Liverpool have conceded 7 goals in the four games played so far this season. That’s an average of nearly two per game and it is something that must be concerning Rafa Benitez as it definitely concerns me as a fan. Injuries to Agger and Skrtel have not helped matters, as well as Liverpool legend Sami Hyppia moving on, but if one looks at the goals conceded by Liverpool this season only one has come from open play. Against Spurs the opening goal game from a rebound that resulted from a free-kick. Okay, we can debate whether or not a rebound from a free-kick is open play or not but I would still group it as a goal from a set piece. The second Spurs goal was directly from a corner. Against Aston Villa Liverpool conceded from a free-kick, then a corner and then a penalty. In the most recent game,the opening Bolton goal came from a corner again. Only the second Bolton goal to me is a legitimate goal from open play. Liverpool’s defensive problems can thus be narrowed down to an inability to defend set pieces. I think we can narrow this down further and say that of the set piece goals, three of them were corners. So 3 of the 7 goals conceded by Liverpool this season have been from corners. That’s a significant statistic and one that merits closer scrutint.

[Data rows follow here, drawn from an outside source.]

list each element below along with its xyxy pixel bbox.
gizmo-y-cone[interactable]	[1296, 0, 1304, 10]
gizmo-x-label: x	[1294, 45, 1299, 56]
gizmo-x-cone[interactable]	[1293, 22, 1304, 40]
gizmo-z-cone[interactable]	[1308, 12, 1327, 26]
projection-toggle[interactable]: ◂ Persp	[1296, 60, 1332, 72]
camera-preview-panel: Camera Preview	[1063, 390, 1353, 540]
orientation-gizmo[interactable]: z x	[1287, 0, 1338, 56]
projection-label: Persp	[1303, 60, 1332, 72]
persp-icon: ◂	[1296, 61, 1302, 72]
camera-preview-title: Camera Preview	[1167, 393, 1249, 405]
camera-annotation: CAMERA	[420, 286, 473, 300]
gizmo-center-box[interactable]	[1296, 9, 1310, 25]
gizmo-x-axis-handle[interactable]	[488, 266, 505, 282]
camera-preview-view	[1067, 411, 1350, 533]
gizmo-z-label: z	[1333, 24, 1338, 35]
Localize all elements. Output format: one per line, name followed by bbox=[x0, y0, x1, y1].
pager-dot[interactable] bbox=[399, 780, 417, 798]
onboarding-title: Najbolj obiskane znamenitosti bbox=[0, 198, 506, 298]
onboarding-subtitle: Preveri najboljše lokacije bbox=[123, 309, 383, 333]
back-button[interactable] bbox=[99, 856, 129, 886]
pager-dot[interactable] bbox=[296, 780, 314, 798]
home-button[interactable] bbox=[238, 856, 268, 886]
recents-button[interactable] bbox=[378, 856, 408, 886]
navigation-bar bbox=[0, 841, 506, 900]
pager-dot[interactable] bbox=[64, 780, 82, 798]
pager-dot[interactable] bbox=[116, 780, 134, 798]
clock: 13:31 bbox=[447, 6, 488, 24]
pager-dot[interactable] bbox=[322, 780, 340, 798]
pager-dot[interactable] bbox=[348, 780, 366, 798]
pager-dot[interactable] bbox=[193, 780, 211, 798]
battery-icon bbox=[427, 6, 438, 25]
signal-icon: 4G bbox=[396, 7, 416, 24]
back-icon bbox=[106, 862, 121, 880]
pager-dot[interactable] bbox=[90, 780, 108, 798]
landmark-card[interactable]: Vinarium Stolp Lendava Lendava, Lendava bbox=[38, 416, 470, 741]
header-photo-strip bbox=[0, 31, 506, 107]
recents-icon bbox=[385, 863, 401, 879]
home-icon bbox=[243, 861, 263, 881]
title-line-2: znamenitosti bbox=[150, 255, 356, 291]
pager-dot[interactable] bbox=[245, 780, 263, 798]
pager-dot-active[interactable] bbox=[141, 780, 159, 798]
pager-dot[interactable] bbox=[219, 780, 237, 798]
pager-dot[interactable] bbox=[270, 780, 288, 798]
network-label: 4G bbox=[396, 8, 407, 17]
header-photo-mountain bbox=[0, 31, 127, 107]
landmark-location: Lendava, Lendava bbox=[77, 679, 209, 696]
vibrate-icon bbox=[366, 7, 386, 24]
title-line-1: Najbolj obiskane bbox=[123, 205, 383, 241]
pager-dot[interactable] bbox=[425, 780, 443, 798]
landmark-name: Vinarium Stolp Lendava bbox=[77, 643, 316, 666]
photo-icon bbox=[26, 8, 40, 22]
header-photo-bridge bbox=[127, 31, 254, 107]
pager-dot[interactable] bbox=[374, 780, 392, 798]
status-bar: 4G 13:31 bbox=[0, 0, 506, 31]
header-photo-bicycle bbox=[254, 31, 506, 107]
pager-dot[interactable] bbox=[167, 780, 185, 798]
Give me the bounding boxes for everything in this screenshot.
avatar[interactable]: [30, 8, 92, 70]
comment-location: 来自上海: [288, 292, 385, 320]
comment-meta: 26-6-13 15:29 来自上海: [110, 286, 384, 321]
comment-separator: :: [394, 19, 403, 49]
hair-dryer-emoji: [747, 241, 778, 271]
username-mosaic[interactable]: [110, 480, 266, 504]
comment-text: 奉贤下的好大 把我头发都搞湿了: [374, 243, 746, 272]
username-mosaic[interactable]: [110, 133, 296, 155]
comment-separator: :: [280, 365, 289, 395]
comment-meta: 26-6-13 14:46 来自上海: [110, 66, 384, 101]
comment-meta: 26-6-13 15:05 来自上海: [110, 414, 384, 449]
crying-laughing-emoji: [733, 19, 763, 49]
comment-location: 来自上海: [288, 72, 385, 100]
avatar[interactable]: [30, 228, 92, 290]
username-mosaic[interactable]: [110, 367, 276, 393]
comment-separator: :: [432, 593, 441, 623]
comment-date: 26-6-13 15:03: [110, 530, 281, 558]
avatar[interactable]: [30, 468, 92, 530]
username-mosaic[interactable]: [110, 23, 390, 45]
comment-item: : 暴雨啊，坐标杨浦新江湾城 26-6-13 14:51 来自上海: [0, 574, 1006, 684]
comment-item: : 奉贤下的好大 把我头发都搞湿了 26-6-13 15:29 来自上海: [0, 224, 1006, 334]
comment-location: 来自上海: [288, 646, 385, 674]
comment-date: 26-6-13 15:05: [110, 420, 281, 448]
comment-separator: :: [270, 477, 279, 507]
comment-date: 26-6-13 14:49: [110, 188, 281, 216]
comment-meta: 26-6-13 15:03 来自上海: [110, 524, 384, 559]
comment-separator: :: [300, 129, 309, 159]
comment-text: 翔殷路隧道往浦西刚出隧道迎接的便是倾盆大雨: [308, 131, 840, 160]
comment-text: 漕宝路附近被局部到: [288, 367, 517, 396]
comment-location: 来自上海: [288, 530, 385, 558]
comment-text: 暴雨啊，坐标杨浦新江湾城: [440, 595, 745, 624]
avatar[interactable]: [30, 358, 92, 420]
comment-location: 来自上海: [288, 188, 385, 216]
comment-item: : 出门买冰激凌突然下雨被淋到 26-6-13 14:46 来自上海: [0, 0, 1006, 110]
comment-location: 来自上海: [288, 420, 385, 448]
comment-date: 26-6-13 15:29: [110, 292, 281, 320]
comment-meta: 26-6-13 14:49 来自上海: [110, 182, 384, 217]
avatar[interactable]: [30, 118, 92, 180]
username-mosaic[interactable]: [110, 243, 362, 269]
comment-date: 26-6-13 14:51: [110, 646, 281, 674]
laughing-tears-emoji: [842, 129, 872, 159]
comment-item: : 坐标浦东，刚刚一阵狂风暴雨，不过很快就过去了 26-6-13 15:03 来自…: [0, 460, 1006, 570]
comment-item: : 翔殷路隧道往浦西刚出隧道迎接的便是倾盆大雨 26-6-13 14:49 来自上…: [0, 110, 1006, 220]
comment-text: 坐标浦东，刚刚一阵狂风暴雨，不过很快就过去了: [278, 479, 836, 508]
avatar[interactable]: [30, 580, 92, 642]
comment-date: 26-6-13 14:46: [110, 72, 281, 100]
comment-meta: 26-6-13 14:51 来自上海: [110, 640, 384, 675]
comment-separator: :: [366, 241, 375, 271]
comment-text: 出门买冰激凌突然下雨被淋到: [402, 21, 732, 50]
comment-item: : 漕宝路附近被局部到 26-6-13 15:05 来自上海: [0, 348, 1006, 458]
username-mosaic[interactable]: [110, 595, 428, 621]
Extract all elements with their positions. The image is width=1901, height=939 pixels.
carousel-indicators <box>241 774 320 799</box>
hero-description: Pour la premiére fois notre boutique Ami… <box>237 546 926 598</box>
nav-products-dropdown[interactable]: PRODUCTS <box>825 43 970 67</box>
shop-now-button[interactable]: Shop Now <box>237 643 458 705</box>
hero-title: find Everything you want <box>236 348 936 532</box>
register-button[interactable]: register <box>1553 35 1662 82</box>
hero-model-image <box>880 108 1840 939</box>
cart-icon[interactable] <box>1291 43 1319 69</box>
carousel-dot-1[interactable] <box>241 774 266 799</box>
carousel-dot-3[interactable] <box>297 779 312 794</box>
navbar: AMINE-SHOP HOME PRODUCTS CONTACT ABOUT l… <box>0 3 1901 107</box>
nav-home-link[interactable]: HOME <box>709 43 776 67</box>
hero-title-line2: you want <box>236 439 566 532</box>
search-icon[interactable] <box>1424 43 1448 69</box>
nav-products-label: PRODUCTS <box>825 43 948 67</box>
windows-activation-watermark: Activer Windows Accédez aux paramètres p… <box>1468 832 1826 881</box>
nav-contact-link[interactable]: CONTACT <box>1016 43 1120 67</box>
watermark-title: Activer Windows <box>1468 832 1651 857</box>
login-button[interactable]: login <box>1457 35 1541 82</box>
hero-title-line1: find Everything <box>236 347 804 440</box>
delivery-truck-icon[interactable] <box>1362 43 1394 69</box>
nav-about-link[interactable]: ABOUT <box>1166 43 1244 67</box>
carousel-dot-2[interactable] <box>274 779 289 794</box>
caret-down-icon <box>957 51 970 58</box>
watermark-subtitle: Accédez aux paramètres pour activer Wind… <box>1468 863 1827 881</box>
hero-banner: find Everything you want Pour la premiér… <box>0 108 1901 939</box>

Generally speaking, if a defensive system is proving not to work it is either the result of the players failing to execute the defensive pattern effectively, or the system itself being defective. Liverpool uses a zonal marking system when it comes to corners. I am not a coach or a tactician, so my explanation and understanding of what a zonal system is will be rudimentary. But from what I know, this means that come a corner, the players within the defensive pattern are responsible for certain areas or zones within the penalty area. Any opposition player or ball that is in a Liverpool player’s zone must be picked up or cleared by that player. 3 different teams have found a way to break through this defensive system however and we need to ask ourselves why? Is it because the Liverpool players are just not executing the defensive plan properly or is it that zonal marking for corners is fundamentally flawed?
I am of the view that zonal marking within the penalty area is defensive suicide. An opposing player with good movement can drift from one zone to the other and cause confusion amongst the defenders. In the penalty box, that half a second where that man is free can result in a shot on target and quite possibly a goal. The problem is that the defenders cannot abandon their zone in an attempt to “track” their man because that would result in that particular zone being completely open to attack by another opposing player. So when an opposing player moves into another zone, one defender must move towards this player and pick him up while the other defender makes his way back to his zone of responsibility. It means that for a very brief period of time, the attacking player is completely unmarked. Outside the penalty area a zonal system works because in that short amount of time when an attacking player moves from one zone to another zone and is ‘free’, even if he does receive the ball he will be too far out from goal to pose any sort of threat. Now in my example I used the movement of one man; imagine the sort of strain the defensive system is put under where you have three or four runners making pre-planned runs; including sending two or three players into the same zone? Spurs, Villa and Bolton have all figured out that Liverpool’s defense of the corners leaves a lot to be desired, and I fear that if the system is not changed Liverpool will end up dropping more points because of conceding at corners.
It is an old philosophy but I think it is one that is sound. If the opposing players are in the penalty area, zonal system goes out the window and it is simple man to man marking. It is extremely difficult to get a shot accurately on target when there is someone leaning into you or about to put in a meaty challenge. Rafa swears by zonal marking but I think he may have missed a trick here.